Amy Rutenberg

Modern U.S., Women's & Gender History, War & Society, Social Studies Education

Contact

Dept:History
Email:arutenbe@iastate.edu
Office:617 Ross
527 Farm House Ln.
Ames IA
50011-1054
Phone:515-294-4634
Vita:https://tinyurl.com/3s9azkfj

Bio

My education and experience have led to me to two separate areas of teaching and research here at ISU. First, I earned an Ed.M. in Curriculum and Instruction from Harvard University and have several years’ work experience as high school social studies teacher and curriculum leader. At ISU, I coordinate the secondary social studies education program in alternate years. I am always happy to answer questions from students considering the profession of teaching.

Second, I earned my Ph.D. in American History from the University of Maryland, College Park, with specialties in women’s and gender history and war and society. My first book, Rough Draft: Cold War Military Manpower Policy and the Origins of Vietnam-Era Draft Resistance (Cornell University Press, 2019), argues that policy-makers’ ideas about masculinity had a huge impact on their creation of the deferments that made America’s Vietnam War draft so unbalanced.

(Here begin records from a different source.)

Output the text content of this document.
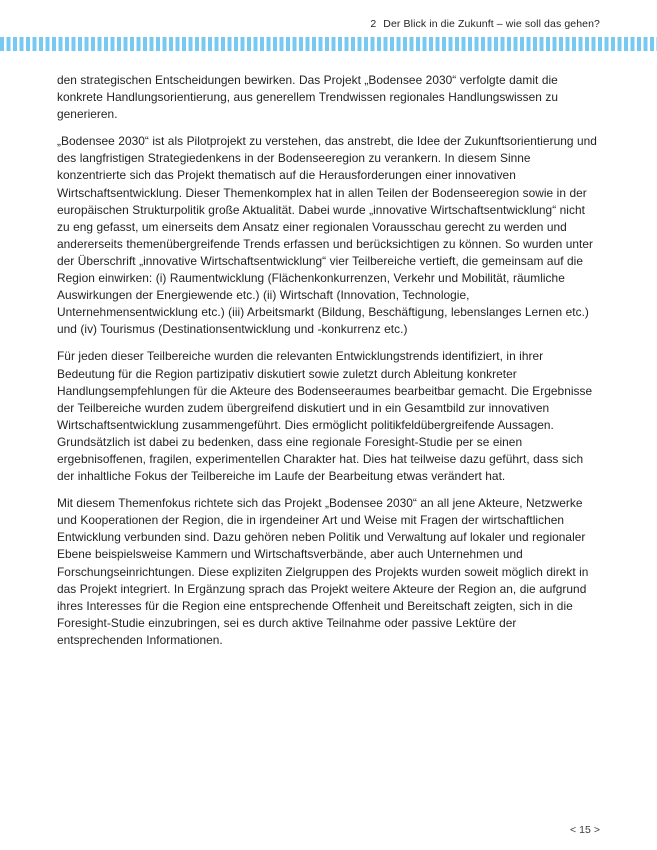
2 Der Blick in die Zukunft – wie soll das gehen?

den strategischen Entscheidungen bewirken. Das Projekt „Bodensee 2030“ verfolgte damit die konkrete Handlungsorientierung, aus generellem Trendwissen regionales Handlungswissen zu generieren.

„Bodensee 2030“ ist als Pilotprojekt zu verstehen, das anstrebt, die Idee der Zukunftsorientierung und des langfristigen Strategiedenkens in der Bodenseeregion zu verankern. In diesem Sinne konzentrierte sich das Projekt thematisch auf die Herausforderungen einer innovativen Wirtschaftsentwicklung. Dieser Themenkomplex hat in allen Teilen der Bodenseeregion sowie in der europäischen Strukturpolitik große Aktualität. Dabei wurde „innovative Wirtschaftsentwicklung“ nicht zu eng gefasst, um einerseits dem Ansatz einer regionalen Vorausschau gerecht zu werden und andererseits themenübergreifende Trends erfassen und berücksichtigen zu können. So wurden unter der Überschrift „innovative Wirtschaftsentwicklung“ vier Teilbereiche vertieft, die gemeinsam auf die Region einwirken: (i) Raumentwicklung (Flächenkonkurrenzen, Verkehr und Mobilität, räumliche Auswirkungen der Energiewende etc.) (ii) Wirtschaft (Innovation, Technologie, Unternehmensentwicklung etc.) (iii) Arbeitsmarkt (Bildung, Beschäftigung, lebenslanges Lernen etc.) und (iv) Tourismus (Destinationsentwicklung und -konkurrenz etc.)

Für jeden dieser Teilbereiche wurden die relevanten Entwicklungstrends identifiziert, in ihrer Bedeutung für die Region partizipativ diskutiert sowie zuletzt durch Ableitung konkreter Handlungsempfehlungen für die Akteure des Bodenseeraumes bearbeitbar gemacht. Die Ergebnisse der Teilbereiche wurden zudem übergreifend diskutiert und in ein Gesamtbild zur innovativen Wirtschaftsentwicklung zusammengeführt. Dies ermöglicht politikfeldübergreifende Aussagen. Grundsätzlich ist dabei zu bedenken, dass eine regionale Foresight-Studie per se einen ergebnisoffenen, fragilen, experimentellen Charakter hat. Dies hat teilweise dazu geführt, dass sich der inhaltliche Fokus der Teilbereiche im Laufe der Bearbeitung etwas verändert hat.

Mit diesem Themenfokus richtete sich das Projekt „Bodensee 2030“ an all jene Akteure, Netzwerke und Kooperationen der Region, die in irgendeiner Art und Weise mit Fragen der wirtschaftlichen Entwicklung verbunden sind. Dazu gehören neben Politik und Verwaltung auf lokaler und regionaler Ebene beispielsweise Kammern und Wirtschaftsverbände, aber auch Unternehmen und Forschungseinrichtungen. Diese expliziten Zielgruppen des Projekts wurden soweit möglich direkt in das Projekt integriert. In Ergänzung sprach das Projekt weitere Akteure der Region an, die aufgrund ihres Interesses für die Region eine entsprechende Offenheit und Bereitschaft zeigten, sich in die Foresight-Studie einzubringen, sei es durch aktive Teilnahme oder passive Lektüre der entsprechenden Informationen.

< 15 >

I am currently working on two projects. I am researching a book on how peace activism influenced military manpower policies since the advent of the all-volunteer force in 1973. Although not well known, an international grassroots network of activists helped individual servicepeople leave the military and upgrade discharges, limited military access to high schools, and subverted Selective Service registration. Congress, the Department of Defense, and the individual service branches had no choice but to pay attention to them. I am also have an edited volume, Conscription in the Global Twentieth Century, under contract with the Modern War Studies series at the University Press of Kansas.

At ISU, I teach HIST 2220: Survey of US History II; HIST 3010: The Historians Toolbox; HIST 4570: The History of American Sexualities; HIST 4890: The World at War, which I focus on the Vietnam War; and HIST 4980: Methods in Teaching Social Studies.